The vendors did not furnish any abstract of title to the premises to the purchasers until after one of the purchasers, Murlin Hintz, who was the actual operator of the trailer court under the contract for deed, had received a request from the State Laboratories Department that it be furnished (1) a blueprint of the trailer court showing a plan for respacing trailers in the court in compliance with its regulations, (2) “the date when the sewage system of your trailer court will be connected to the city sewage disposal system,” and (3) “the completion date for the rewiring of the electrical circuits in your court.” The letter of request from the State Laboratories Department is dated November 16, 1967. In an endeavor to prepare the requested plat, using the metes and bounds description of the contract for deed as a guide, the purchasers first learned that the description was faulty. Thereupon, the purchasers consulted legal counsel who advised that they procure an abstract of the title to the premises. Promptly upon receiving the purchasers’ request, the vendors furnished them with an abstract of the title certified to November 30, 1967. The purchasers had the abstract of title examined by their attorney who advised them that the title was “bad, very bad.” Without further ado, the purchasers prepared and delivered to the vendors a “Notice of Rescission by Purchaser.” The vendors, after receipt of the notice, informed the purchasers that *900 they wanted nothing to do with possession of the premises and declined to acquiesce in the attempted rescission. On the contrary, the vendors served upon the purchasers a notice of willingness to do anything necessary to continue the contract for deed in force and to assure the purchasers a marketable title to the premises.

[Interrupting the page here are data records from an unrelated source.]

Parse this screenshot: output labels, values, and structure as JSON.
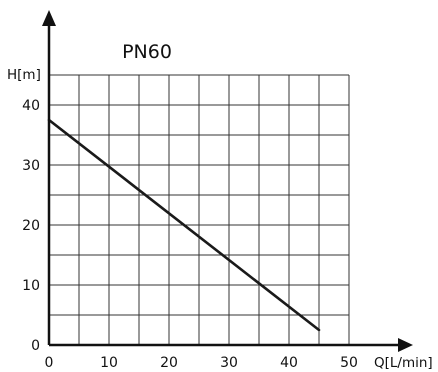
{
  "chart_data": {
    "type": "line",
    "title": "PN60",
    "xlabel": "Q[L/min]",
    "ylabel": "H[m]",
    "xlim": [
      0,
      50
    ],
    "ylim": [
      0,
      45
    ],
    "x_ticks": [
      0,
      10,
      20,
      30,
      40,
      50
    ],
    "y_ticks": [
      0,
      10,
      20,
      30,
      40
    ],
    "grid": true,
    "series": [
      {
        "x": [
          0,
          45
        ],
        "y": [
          37.5,
          2.5
        ]
      }
    ],
    "colors": {
      "line": "#1a1a1a",
      "grid": "#333333",
      "axis": "#111111"
    }
  }
}
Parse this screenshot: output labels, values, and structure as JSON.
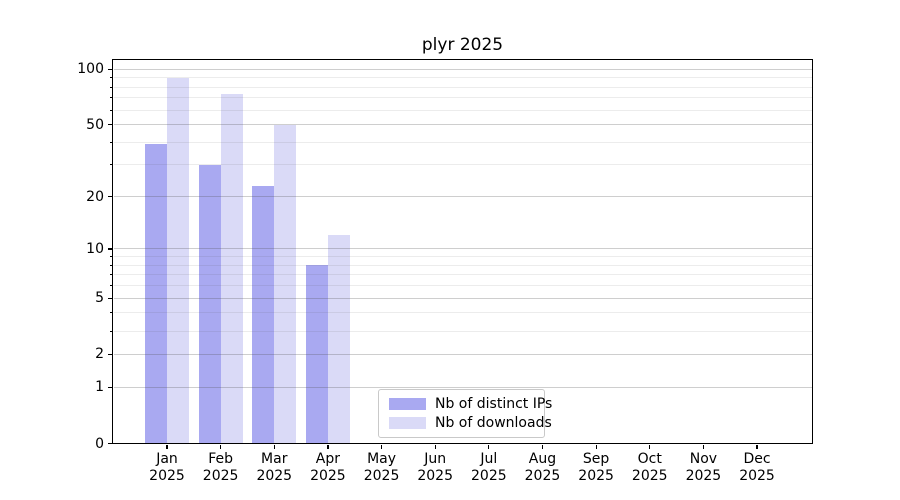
{
  "chart_data": {
    "type": "bar",
    "title": "plyr 2025",
    "categories": [
      "Jan 2025",
      "Feb 2025",
      "Mar 2025",
      "Apr 2025",
      "May 2025",
      "Jun 2025",
      "Jul 2025",
      "Aug 2025",
      "Sep 2025",
      "Oct 2025",
      "Nov 2025",
      "Dec 2025"
    ],
    "x_tick_months": [
      "Jan",
      "Feb",
      "Mar",
      "Apr",
      "May",
      "Jun",
      "Jul",
      "Aug",
      "Sep",
      "Oct",
      "Nov",
      "Dec"
    ],
    "x_tick_year": "2025",
    "series": [
      {
        "name": "Nb of distinct IPs",
        "color": "#a9a9f1",
        "values": [
          39,
          30,
          23,
          8,
          0,
          0,
          0,
          0,
          0,
          0,
          0,
          0
        ]
      },
      {
        "name": "Nb of downloads",
        "color": "#dadaf7",
        "values": [
          90,
          73,
          50,
          12,
          0,
          0,
          0,
          0,
          0,
          0,
          0,
          0
        ]
      }
    ],
    "y_scale": "log1p",
    "ylim": [
      0,
      112
    ],
    "y_major_ticks": [
      0,
      1,
      2,
      5,
      10,
      20,
      50,
      100
    ],
    "y_minor_ticks": [
      3,
      4,
      6,
      7,
      8,
      9,
      30,
      40,
      60,
      70,
      80,
      90
    ],
    "grid": "horizontal, major and minor, drawn over bars",
    "legend_position": "bottom center-left inside plot",
    "axis_color": "#000000",
    "background_color": "#ffffff"
  }
}
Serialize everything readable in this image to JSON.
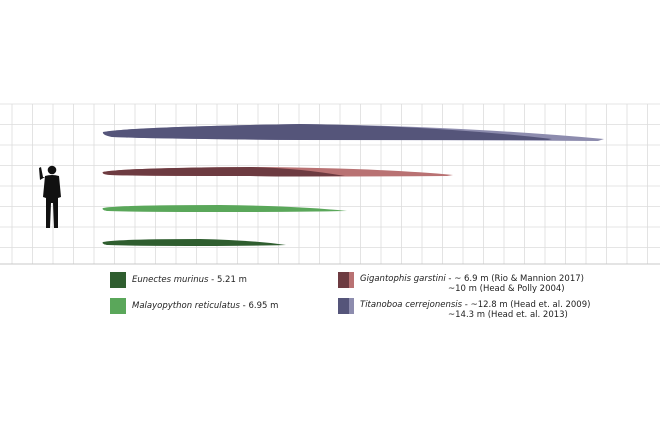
{
  "colors": {
    "grid": "#dcdcdc",
    "human": "#111111",
    "eunectes": "#2f5e2f",
    "malayopython": "#5aa75a",
    "gigantophis_dark": "#6d3b41",
    "gigantophis_light": "#b97273",
    "titanoboa_dark": "#55557a",
    "titanoboa_light": "#8d8cae"
  },
  "legend": [
    {
      "id": "eunectes",
      "species": "Eunectes murinus",
      "detail": " - 5.21 m"
    },
    {
      "id": "malayopython",
      "species": "Malayopython reticulatus",
      "detail": " - 6.95 m"
    },
    {
      "id": "gigantophis",
      "species": "Gigantophis garstini",
      "detail": " - ~ 6.9 m  (Rio & Mannion 2017)",
      "detail2": "~10 m  (Head & Polly 2004)"
    },
    {
      "id": "titanoboa",
      "species": "Titanoboa cerrejonensis",
      "detail": " - ~12.8 m  (Head et. al. 2009)",
      "detail2": "~14.3 m  (Head et. al. 2013)"
    }
  ],
  "icons": {
    "human": "human-silhouette-icon"
  }
}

The purchasers failed to pay the 100th installment due December 10, 1967, and vacated the premises about January 2, 1968, whereupon the vendors commenced the action at bar on January 8, 1968. The vendors alleged in their complaint the failure of the purchasers to pay the installment due December 10, 1967, and taxes for the year 1967, and declared the unpaid installments due and owing. Pursuant to stipulation of the parties, the district court appointed a receiver to operate the premises while the action was pending in the district court and during the ninety day period of redemption specified by the court. The purchasers failed to redeem the amount remaining unpaid on the contract for deed within the time specified and, thereupon, the court discharged the receiver and ordered possession of the premises to be restored to the vendors.

We shall consider first whether the purchasers had grounds for the attempted rescission of the contract for deed.